For the past five years, the IUF and GLJ have collaborated on hotel development finance and worked with hotel workers to access their rights, including freedom of association, collective bargaining, occupational health and safety, and freedom from gender-based violence and harassment.
As part of our efforts to hold development finance accountable to workers’ rights, I’m proud to announce that Global Labor Justice, along with the International Union of Food, Agricultural, Hotel, Restaurant, Catering, Tobacco and Allied Workers' Associations (IUF) and the International Trade Union Confederation (ITUC) – have launched a new website, Accountable Development Finance: Hospitality.

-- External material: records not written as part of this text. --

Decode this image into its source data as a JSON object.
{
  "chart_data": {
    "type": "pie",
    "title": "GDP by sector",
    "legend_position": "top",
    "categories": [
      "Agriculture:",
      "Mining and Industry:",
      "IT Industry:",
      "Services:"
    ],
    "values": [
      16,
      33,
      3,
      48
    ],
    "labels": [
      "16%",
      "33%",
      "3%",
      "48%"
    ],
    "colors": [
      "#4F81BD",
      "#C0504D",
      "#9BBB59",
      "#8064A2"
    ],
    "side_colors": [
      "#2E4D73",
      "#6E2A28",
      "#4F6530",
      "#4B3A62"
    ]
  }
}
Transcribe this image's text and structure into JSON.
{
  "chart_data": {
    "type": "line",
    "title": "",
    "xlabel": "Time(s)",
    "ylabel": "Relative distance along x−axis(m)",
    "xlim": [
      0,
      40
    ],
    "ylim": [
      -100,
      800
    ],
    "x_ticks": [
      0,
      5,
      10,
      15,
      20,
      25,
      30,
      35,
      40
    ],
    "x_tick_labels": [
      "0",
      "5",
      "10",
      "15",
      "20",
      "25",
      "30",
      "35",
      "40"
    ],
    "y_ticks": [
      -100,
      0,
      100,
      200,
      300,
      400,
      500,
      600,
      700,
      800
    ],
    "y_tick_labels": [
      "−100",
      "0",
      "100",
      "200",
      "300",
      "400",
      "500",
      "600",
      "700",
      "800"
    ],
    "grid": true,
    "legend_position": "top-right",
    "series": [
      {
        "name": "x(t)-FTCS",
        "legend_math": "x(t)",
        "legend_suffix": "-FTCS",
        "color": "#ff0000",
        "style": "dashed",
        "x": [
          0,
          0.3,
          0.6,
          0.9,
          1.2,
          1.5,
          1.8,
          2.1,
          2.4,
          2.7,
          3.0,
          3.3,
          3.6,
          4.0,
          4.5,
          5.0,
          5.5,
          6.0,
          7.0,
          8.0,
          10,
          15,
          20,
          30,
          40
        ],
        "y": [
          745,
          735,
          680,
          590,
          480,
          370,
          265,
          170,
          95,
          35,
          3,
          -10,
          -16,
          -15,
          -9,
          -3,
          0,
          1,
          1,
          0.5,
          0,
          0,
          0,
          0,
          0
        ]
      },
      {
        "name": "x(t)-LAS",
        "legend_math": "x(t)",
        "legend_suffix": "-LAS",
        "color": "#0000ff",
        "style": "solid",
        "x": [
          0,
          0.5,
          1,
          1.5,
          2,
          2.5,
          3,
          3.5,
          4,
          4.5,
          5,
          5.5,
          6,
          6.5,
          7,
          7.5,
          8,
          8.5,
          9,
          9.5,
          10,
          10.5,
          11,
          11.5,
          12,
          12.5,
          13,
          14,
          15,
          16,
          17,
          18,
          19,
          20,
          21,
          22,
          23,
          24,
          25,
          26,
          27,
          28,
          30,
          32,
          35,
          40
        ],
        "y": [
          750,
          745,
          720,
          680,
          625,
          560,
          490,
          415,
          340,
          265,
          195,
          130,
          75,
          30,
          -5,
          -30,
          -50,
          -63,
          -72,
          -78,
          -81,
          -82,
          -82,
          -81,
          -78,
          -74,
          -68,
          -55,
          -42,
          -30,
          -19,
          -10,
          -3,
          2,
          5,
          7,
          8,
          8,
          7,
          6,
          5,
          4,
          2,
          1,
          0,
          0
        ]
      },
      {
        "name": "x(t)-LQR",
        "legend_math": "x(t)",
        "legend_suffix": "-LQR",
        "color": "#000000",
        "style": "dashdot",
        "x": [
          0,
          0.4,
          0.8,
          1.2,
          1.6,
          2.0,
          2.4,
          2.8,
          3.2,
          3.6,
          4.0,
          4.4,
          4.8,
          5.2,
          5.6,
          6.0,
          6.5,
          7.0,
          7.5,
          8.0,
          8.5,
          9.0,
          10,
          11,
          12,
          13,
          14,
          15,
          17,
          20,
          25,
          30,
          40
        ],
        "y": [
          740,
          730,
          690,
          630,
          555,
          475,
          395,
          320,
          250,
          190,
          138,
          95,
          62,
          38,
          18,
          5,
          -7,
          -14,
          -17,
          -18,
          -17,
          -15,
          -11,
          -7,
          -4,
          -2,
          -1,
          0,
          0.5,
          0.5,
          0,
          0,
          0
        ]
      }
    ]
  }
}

This site is a major new resource for all those interested in sectoral approaches to holding development banks accountable. The centerpiece of the website is an interactive map that tracks all hospitality investments by all development finance institutions that have invested in the sector. The site also includes a proposed policy solution – the Early Engagement Labor Framework Agreement – which you can read about in detail on the site.
GLJ will continue to work with its partners to fight for workers’ rights in the hospitality sector and ensure that development banks fulfill their core mission and make development impact a reality for workers.